II Corinthians 5:16a
Now what does the word henceforth mean? You know I’m a stickler for words. Henceforth means, “From that point on.” Paul is not going back to John the Baptist, he’s not going back to Christ’s earthly ministry, but rather he’s going back to His death, burial, and resurrection. That’s where things really kick into gear for us Gentiles. Let’s use some Scripture for this. Let’s go to John’s Gospel Chapter 12, and I know this is a big pill for some people to swallow. But listen we have to understand that all the way up through the Old Testament that God was dealing with His Covenant people under the Law. Remember all the prophets wrote under the Law, and they practiced the Law to the hilt. But once the death, burial, and resurrection has been revealed to us Gentiles as God’s plan of salvation, then that’s where we have to start.
“And there were certain Greeks (Gentiles) among them that came up to worship at the feast:…”
Now it doesn’t say that they came to worship, so don’t try to put the handle proselyte on these Greeks. I think they were just curious bystanders, and these Gentiles saw these masses of Jews coming in from all over the world for these various feast days. This feast day of course is for the day of Passover.
“And there were certain Greeks (Gentiles) among them that came up to worship at the feast: 21. The same came therefore to Philip, which was of Bethsaida of Galilee, and desired him, saying, `Sir, we would see Jesus.’ 22. Philip cometh and telleth Andrew: and again Andrew and Philip tell Jesus. (there are some Gentiles here and they want to see you. Does Jesus except them? No way.) 23. And Jesus answered them, saying, `The hour is come, that the Son of man should be glorified. 24. Verily, verily, I say unto you, Except a corn(kernel) of wheat fall into the ground and die, it abideth alone: (now watch this because this is a tremendous lesson in theology.) but if it die, it bringeth forth much fruit.'”
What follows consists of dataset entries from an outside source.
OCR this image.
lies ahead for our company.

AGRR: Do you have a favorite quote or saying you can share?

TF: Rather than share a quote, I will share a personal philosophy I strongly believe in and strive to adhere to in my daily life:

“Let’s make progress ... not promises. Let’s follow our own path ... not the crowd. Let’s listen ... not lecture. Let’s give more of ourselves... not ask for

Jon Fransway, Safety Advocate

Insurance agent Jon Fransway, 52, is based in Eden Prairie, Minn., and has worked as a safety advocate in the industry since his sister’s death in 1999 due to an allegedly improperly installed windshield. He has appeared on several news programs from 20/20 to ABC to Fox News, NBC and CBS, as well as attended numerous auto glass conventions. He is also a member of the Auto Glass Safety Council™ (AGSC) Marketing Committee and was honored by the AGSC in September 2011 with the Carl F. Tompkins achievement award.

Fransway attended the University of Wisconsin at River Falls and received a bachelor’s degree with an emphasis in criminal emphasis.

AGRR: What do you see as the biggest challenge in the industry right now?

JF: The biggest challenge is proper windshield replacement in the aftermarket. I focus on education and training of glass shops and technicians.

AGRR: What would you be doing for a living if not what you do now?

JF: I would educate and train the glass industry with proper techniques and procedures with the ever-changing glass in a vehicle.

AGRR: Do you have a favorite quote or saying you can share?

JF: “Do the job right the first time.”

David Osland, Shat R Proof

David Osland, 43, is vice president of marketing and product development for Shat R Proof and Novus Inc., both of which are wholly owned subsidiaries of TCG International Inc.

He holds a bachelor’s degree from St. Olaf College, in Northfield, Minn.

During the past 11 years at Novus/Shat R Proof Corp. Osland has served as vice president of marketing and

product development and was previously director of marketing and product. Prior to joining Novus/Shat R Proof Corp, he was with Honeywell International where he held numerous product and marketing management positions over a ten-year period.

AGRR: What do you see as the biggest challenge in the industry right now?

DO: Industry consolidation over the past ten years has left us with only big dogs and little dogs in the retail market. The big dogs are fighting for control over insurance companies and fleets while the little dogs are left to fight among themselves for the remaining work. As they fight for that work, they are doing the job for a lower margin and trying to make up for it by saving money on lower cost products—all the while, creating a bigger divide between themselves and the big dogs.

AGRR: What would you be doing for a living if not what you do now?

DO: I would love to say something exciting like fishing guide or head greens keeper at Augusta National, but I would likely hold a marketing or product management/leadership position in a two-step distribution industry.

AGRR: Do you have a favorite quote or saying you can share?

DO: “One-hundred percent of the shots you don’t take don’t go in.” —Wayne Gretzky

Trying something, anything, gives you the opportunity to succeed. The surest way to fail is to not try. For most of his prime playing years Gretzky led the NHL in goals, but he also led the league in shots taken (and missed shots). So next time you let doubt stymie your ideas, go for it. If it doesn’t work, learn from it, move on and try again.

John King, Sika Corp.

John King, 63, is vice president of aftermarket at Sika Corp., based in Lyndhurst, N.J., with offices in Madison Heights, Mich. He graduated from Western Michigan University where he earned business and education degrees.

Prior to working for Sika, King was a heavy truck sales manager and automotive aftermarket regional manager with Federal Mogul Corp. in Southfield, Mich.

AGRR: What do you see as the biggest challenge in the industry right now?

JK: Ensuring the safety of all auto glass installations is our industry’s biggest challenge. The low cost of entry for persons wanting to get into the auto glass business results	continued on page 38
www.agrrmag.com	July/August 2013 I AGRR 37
Well what’s Jesus saying? Unless that kernel germinates and brings forth the stem of grain and brings out the number of heads that are on that stem then that kernel stays alone. But if it dies, if it germinates, and brings forth new life, then what’s the result? That whole head then becomes maybe a hundred or a hundred and twenty kernels of grain. What was Jesus alluding to? His own death, and burial when He would die. And then when He would be resurrected from the dead then these Gentiles could come into the picture, He could then be the object to their faith as a result now of His death, burial, and resurrection and really not until. So this is what Paul is referring to in II Corinthians Chapter 5.
II Corinthians 5:16
“Wherefore henceforth (from His death, burial, and resurrection) know we no man after the flesh:…”
Now I don’t have time to expound on that so we’ll do that in the next lesson.